There seems to be a problem mixing pytorch's autograd with joblib. I need to get gradient in parallel for a lot of samples. Joblib works fine with other aspects of pytorch, however, when mixing with autograd it gives errors. I made a very small example which shows serial version works fine but the parallel version crashes.
from joblib import Parallel, delayed
import numpy as np
torch.autograd.set_detect_anomaly(True)
tt = lambda x, grad=True: torch.tensor(x, requires_grad=grad)
def Grad(X, Out):
return autograd.grad(Out, X, create_graph=True, allow_unused=False)[0]
xs, ys = [], []
for i in range(10):
xi = tt(np.random.rand()).float()
yi = xi * xi
xs += [xi]
ys += [yi]
Grads_serial = [Grad(x, y) for x, y in zip(xs, ys)]
print("Grads_serial", Grads_serial)
Grads_parallel = Parallel(n_jobs=2)([delayed(Grad)(x, y) for x, y in zip(xs, ys)])
print("Grads_parallel", Grads_parallel)
The error message is not very helpful as well:
RuntimeError: One of the differentiated Tensors appears to not have been used in the graph. Set allow_unused=True if this is the desired behavior.
Joblib is not copying the graph associated with the operations to the different process.

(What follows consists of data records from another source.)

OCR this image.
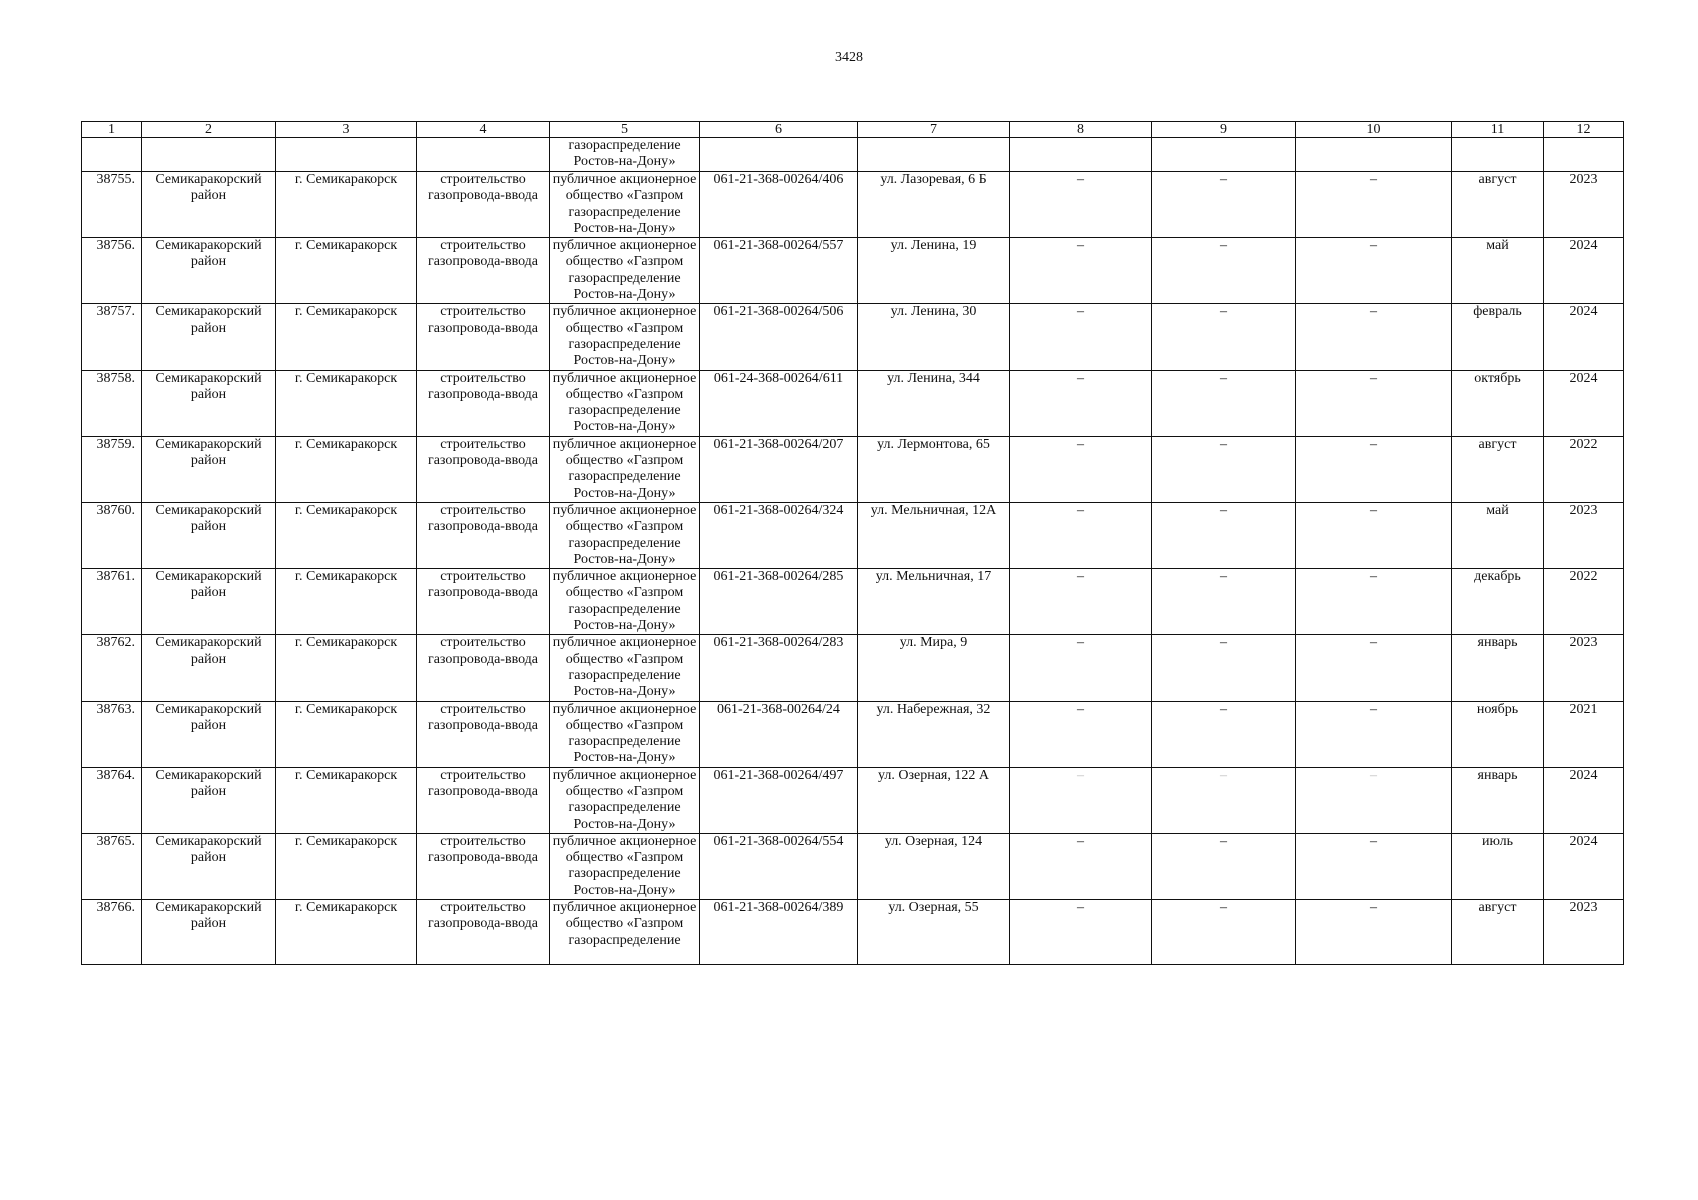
3428
1	2	3	4	5	6	7	8	9	10	11	12
				газораспределение
Ростов-на-Дону»							
38755.	Семикаракорский район	г. Семикаракорск	строительство газопровода-ввода	публичное акционерное общество «Газпром газораспределение Ростов-на-Дону»	061-21-368-00264/406	ул. Лазоревая, 6 Б	–	–	–	август	2023
38756.	Семикаракорский район	г. Семикаракорск	строительство газопровода-ввода	публичное акционерное общество «Газпром газораспределение Ростов-на-Дону»	061-21-368-00264/557	ул. Ленина, 19	–	–	–	май	2024
38757.	Семикаракорский район	г. Семикаракорск	строительство газопровода-ввода	публичное акционерное общество «Газпром газораспределение Ростов-на-Дону»	061-21-368-00264/506	ул. Ленина, 30	–	–	–	февраль	2024
38758.	Семикаракорский район	г. Семикаракорск	строительство газопровода-ввода	публичное акционерное общество «Газпром газораспределение Ростов-на-Дону»	061-24-368-00264/611	ул. Ленина, 344	–	–	–	октябрь	2024
38759.	Семикаракорский район	г. Семикаракорск	строительство газопровода-ввода	публичное акционерное общество «Газпром газораспределение Ростов-на-Дону»	061-21-368-00264/207	ул. Лермонтова, 65	–	–	–	август	2022
38760.	Семикаракорский район	г. Семикаракорск	строительство газопровода-ввода	публичное акционерное общество «Газпром газораспределение Ростов-на-Дону»	061-21-368-00264/324	ул. Мельничная, 12А	–	–	–	май	2023
38761.	Семикаракорский район	г. Семикаракорск	строительство газопровода-ввода	публичное акционерное общество «Газпром газораспределение Ростов-на-Дону»	061-21-368-00264/285	ул. Мельничная, 17	–	–	–	декабрь	2022
38762.	Семикаракорский район	г. Семикаракорск	строительство газопровода-ввода	публичное акционерное общество «Газпром газораспределение Ростов-на-Дону»	061-21-368-00264/283	ул. Мира, 9	–	–	–	январь	2023
38763.	Семикаракорский район	г. Семикаракорск	строительство газопровода-ввода	публичное акционерное общество «Газпром газораспределение Ростов-на-Дону»	061-21-368-00264/24	ул. Набережная, 32	–	–	–	ноябрь	2021
38764.	Семикаракорский район	г. Семикаракорск	строительство газопровода-ввода	публичное акционерное общество «Газпром газораспределение Ростов-на-Дону»	061-21-368-00264/497	ул. Озерная, 122 А	–	–	–	январь	2024
38765.	Семикаракорский район	г. Семикаракорск	строительство газопровода-ввода	публичное акционерное общество «Газпром газораспределение Ростов-на-Дону»	061-21-368-00264/554	ул. Озерная, 124	–	–	–	июль	2024
38766.	Семикаракорский район	г. Семикаракорск	строительство газопровода-ввода	публичное акционерное общество «Газпром газораспределение	061-21-368-00264/389	ул. Озерная, 55	–	–	–	август	2023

One way to work around it is to perform the computation inside the job.
import torch
from torch import autograd
from joblib import Parallel, delayed
import numpy as np
torch.autograd.set_detect_anomaly(False)
tt = lambda x, grad=True: torch.tensor(x, requires_grad=grad)
def Grad(X, Out):
# This will compute yi in the job, and thus will
# create the graph here
yi = Out[0](*Out[1])
# now the differentiation works
return autograd.grad(yi, X, create_graph=True, allow_unused=False)[0]
torch.set_num_threads(1)
xs, ys = [], []
for i in range(10):
xi = tt(np.random.rand()).float()
yi = lambda xi: xi * xi, [xi]
xs += [xi]
ys += [yi]
Grads_serial = [Grad(x, y) for x, y in zip(xs, ys)]
print("Grads_serial", Grads_serial)
Grads_parallel = Parallel(n_jobs=2)([delayed(Grad)(x, y) for x, y in zip(xs, ys)])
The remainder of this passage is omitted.